Saturday, July 10, 2010

The Blind Squirrel and other fables .............

When was the last time that a president of these United States had to go out and profess his administration’s support for the business community. Well, Jimmy Carter excepted, I can’t think of one until yesterday when Obama did just that. But it’s deeds not words that the business world wants to see.

Now we know that the Obama regime hates “Big Oil”, “Big Pharm”, “Big Banks”; in fact, “Big Anything” except for “Big Unions” and/or “Big Government” but as Obama’s pastor put it, “the chickens are coming home to roost”. And indeed they are starting, it seems, at the Aspen Institute.

Now I’d heard of this elite group but I didn’t know too much about it. Needless to say, I’ve never been invited and I’m willing to bet that neither were you and so here’s their quick blurb.

“The Aspen Institute is an international nonprofit organization founded in 1950 as the Aspen Institute of Humanistic Studies. Today, the organization is dedicated to "fostering enlightened leadership, the appreciation of timeless ideas and values, and open-minded dialogue on contemporary issues." The institute and its international partners seek to promote the pursuit of common ground and deeper understanding in a nonpartisan and nonideological setting through regular seminars, policy programs, conferences, and leadership development initiatives.”

Now that’s their version and now here’s mine.

It’s an elite think tank for people some of whom believe its more important to be elite than it is to think, However, among them and lucky for us, there are one or two who do. And what is more they seem ready to admit their mistakes.

Thank Heavens!

Two such which are worthy of note are Mort Zuckerman who is the owner of the New York Daily News and US News and World Report an Niall Ferguson, a Harvard historian. Both heavily favored and supported Obama during the run-up to the election and since but the times they are a changin’.

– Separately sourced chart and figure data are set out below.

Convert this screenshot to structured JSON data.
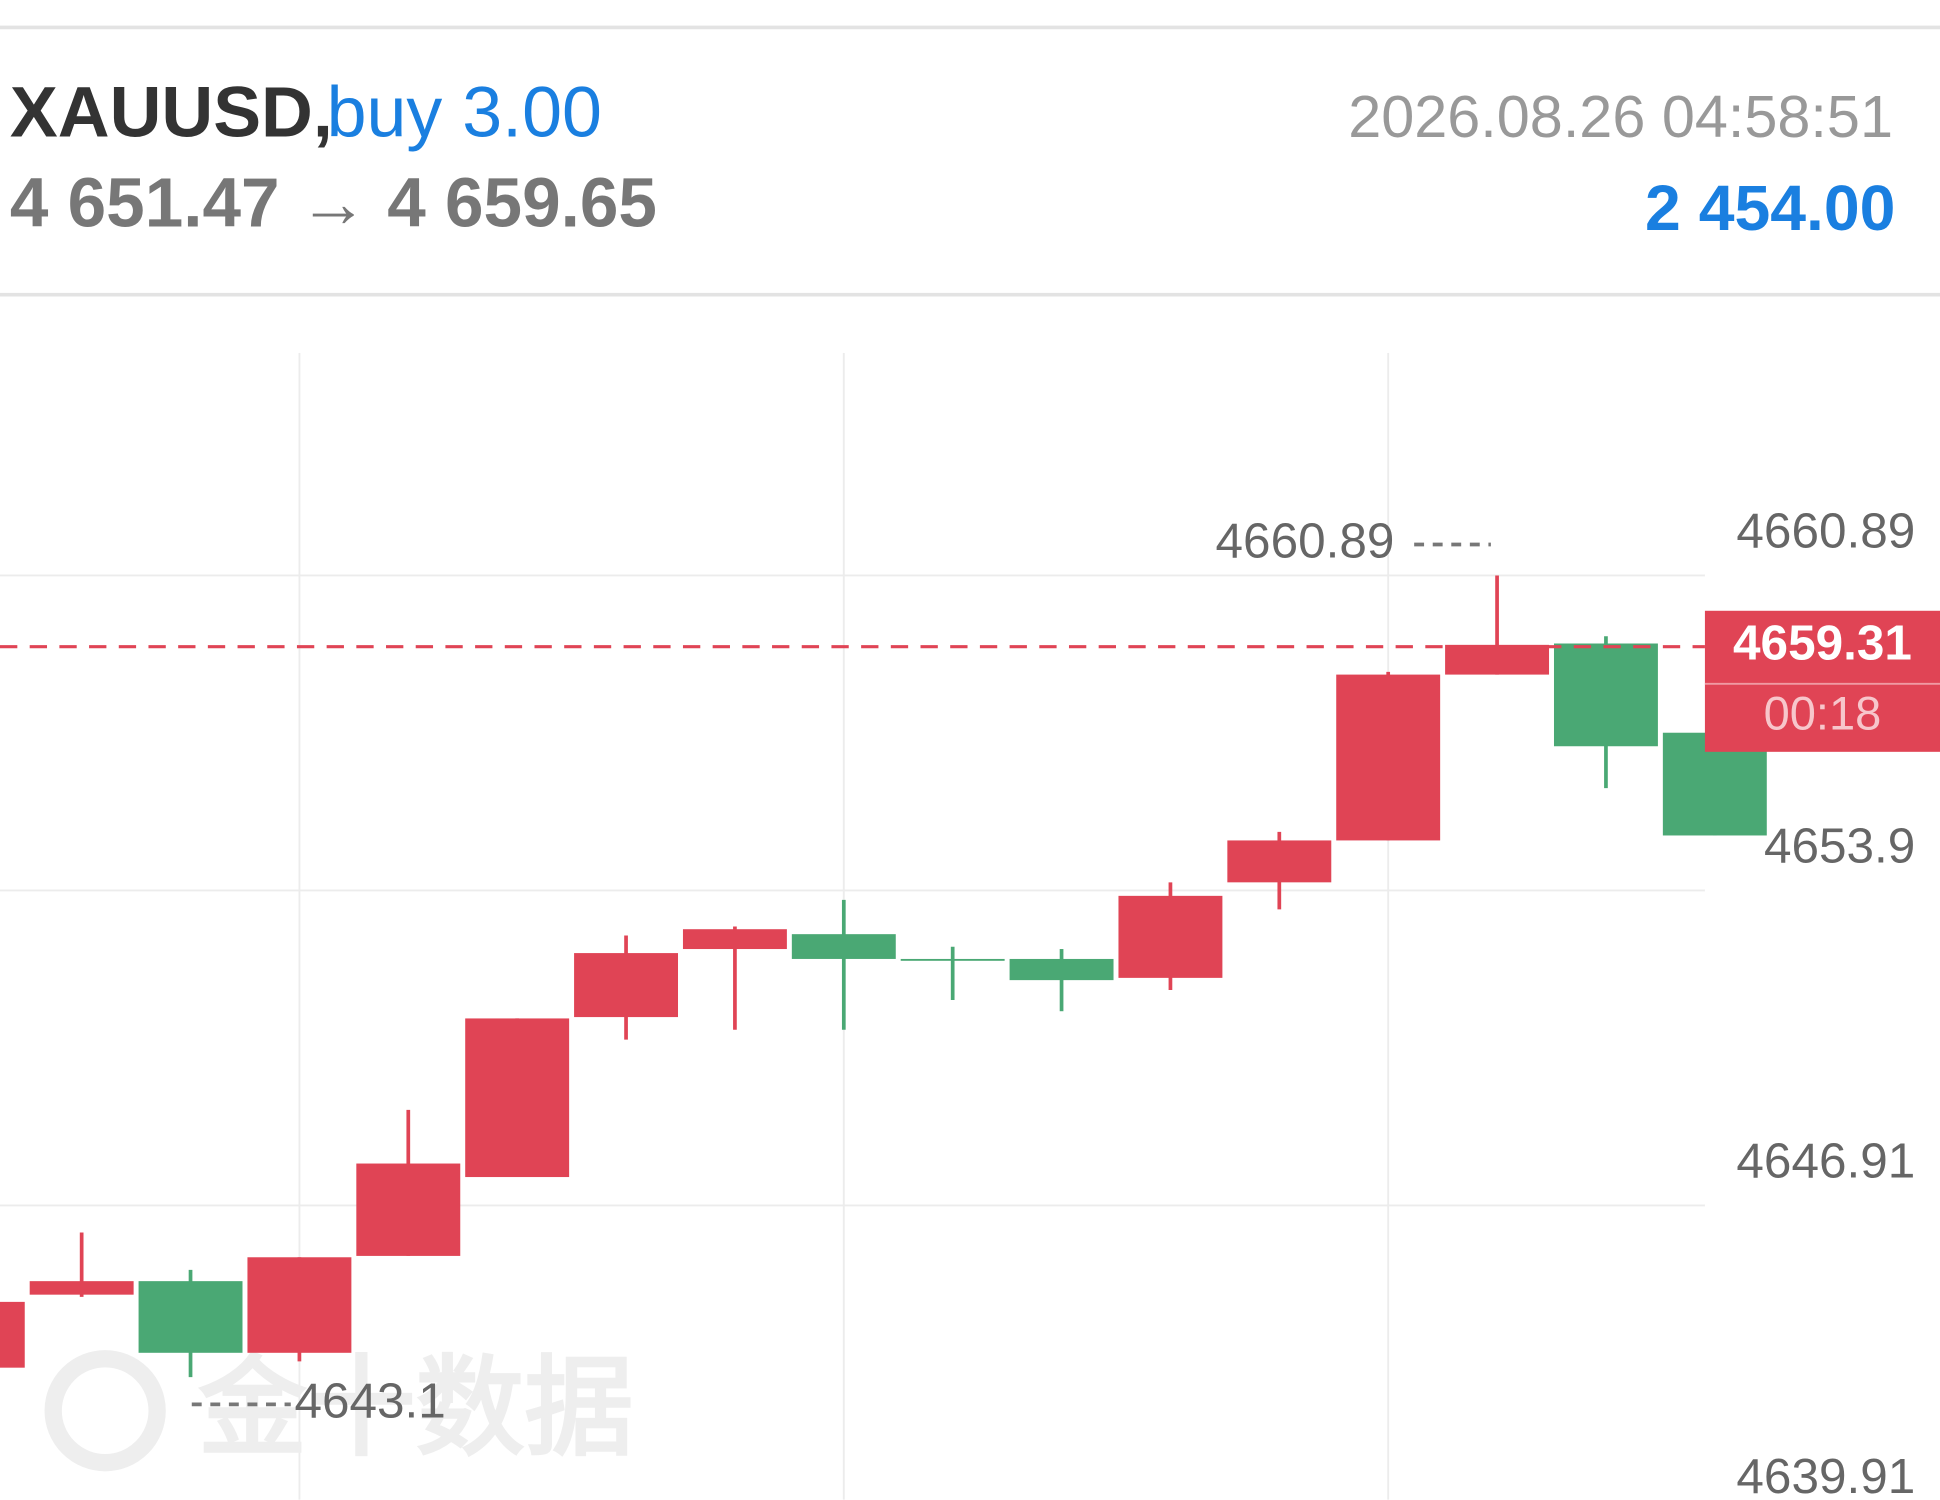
{
  "header": {
    "symbol": "XAUUSD,",
    "side": "buy 3.00",
    "prices": "4 651.47 → 4 659.65",
    "time": "2026.08.26 04:58:51",
    "profit": "2 454.00"
  },
  "chart_data": {
    "type": "candlestick",
    "open": [
      4643.31,
      4644.93,
      4645.23,
      4643.64,
      4645.79,
      4647.54,
      4651.09,
      4652.6,
      4652.93,
      4652.38,
      4652.38,
      4651.96,
      4654.08,
      4655.01,
      4658.69,
      4659.38,
      4657.4
    ],
    "high": [
      4644.77,
      4646.31,
      4645.48,
      4645.76,
      4649.03,
      4651.06,
      4652.9,
      4653.1,
      4653.69,
      4652.65,
      4652.6,
      4654.08,
      4655.2,
      4658.75,
      4660.89,
      4659.54,
      4657.4
    ],
    "low": [
      4643.31,
      4644.88,
      4643.1,
      4643.45,
      4645.79,
      4647.54,
      4650.59,
      4650.81,
      4650.81,
      4651.47,
      4651.22,
      4651.69,
      4653.48,
      4655.01,
      4658.69,
      4656.17,
      4655.12
    ],
    "close": [
      4644.77,
      4645.23,
      4643.64,
      4645.76,
      4647.84,
      4651.06,
      4652.51,
      4653.04,
      4652.38,
      4652.36,
      4651.91,
      4653.78,
      4655.01,
      4658.69,
      4659.35,
      4657.1,
      4655.12
    ],
    "up_color": "#e04455",
    "down_color": "#4aa874",
    "ylim": [
      4639.5,
      4665.83
    ],
    "yticks": [
      4660.89,
      4653.9,
      4646.91,
      4639.91
    ],
    "grid": true,
    "high_label": 4660.89,
    "low_label": 4643.1,
    "current_price": 4659.31,
    "countdown": "00:18",
    "watermark": "金十数据"
  }
}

Zuckerman said to an audience of liberal Democrats, “The real problem we have are some of the worst economic policies in place today that, in my judgment, go directly against the long-term interests of this country.” Then he continued that he detects in the Obama White House hostility to the very kinds of (business) culture that have made this the great country what it is and was. “I think we have to find some way of dealing with that or else we will do great damage to this country with a public policy that could ruin everything.'"

And Ferguson chimed in with a withering critique of Obama's economic policies, which he claimed were encouraging laziness. He said, "The curse of long-term unemployment is that if you pay people to do nothing, they'll find themselves doing nothing for very long periods of time. Long-term unemployment is at an all-time high in the United States, and it is a direct consequence of a misconceived public policy."

So you have lifelong Democrats saying this to a Democratic audience and being applauded for it even by the likes of Barbra Streisand and her husband, James Brolin. And you have to believe that if people are willing to speak out in public then what they say behind closed doors has to really special.

But there was more as both lambasted Obama's trillion-dollar deficit spending program -- in the name of economic stimulus to cushion the impact of the 2008 financial meltdown -- as fiscally ruinous, potentially turning America into a second-rate power. “We are, without question, in a period of decline, particularly in the business world,” Zuckerman said.

Then Mr. Ferguson went on, “The critical point is if your policy says you're going run a trillion-dollar deficit for the rest of time, you're riding for a fall…Then it really is goodbye.” And then he added: “Can I say that, having grown up in a declining empire [he's from the UK], I do not recommend it. It's just not a lot of fun actually -- decline.”

Ferguson called for what he called 'radical' measures. “I can't emphasize strongly enough the need for radical fiscal reform to restore the incentives for work and remove the incentives for idleness.” He praised 'really radical reform of the sort that, for example, Paul Ryan [the ranking Republican on the House Budget Committee] has outlined in his wonderful "Roadmap" for radical, root-and-branch reform not only of the tax system but of the entitlement system' and 'unleash entrepreneurial innovation.”

At long last, they’re getting it but as I have observed in the past, even a blind squirrel finds an acorn every once in a while.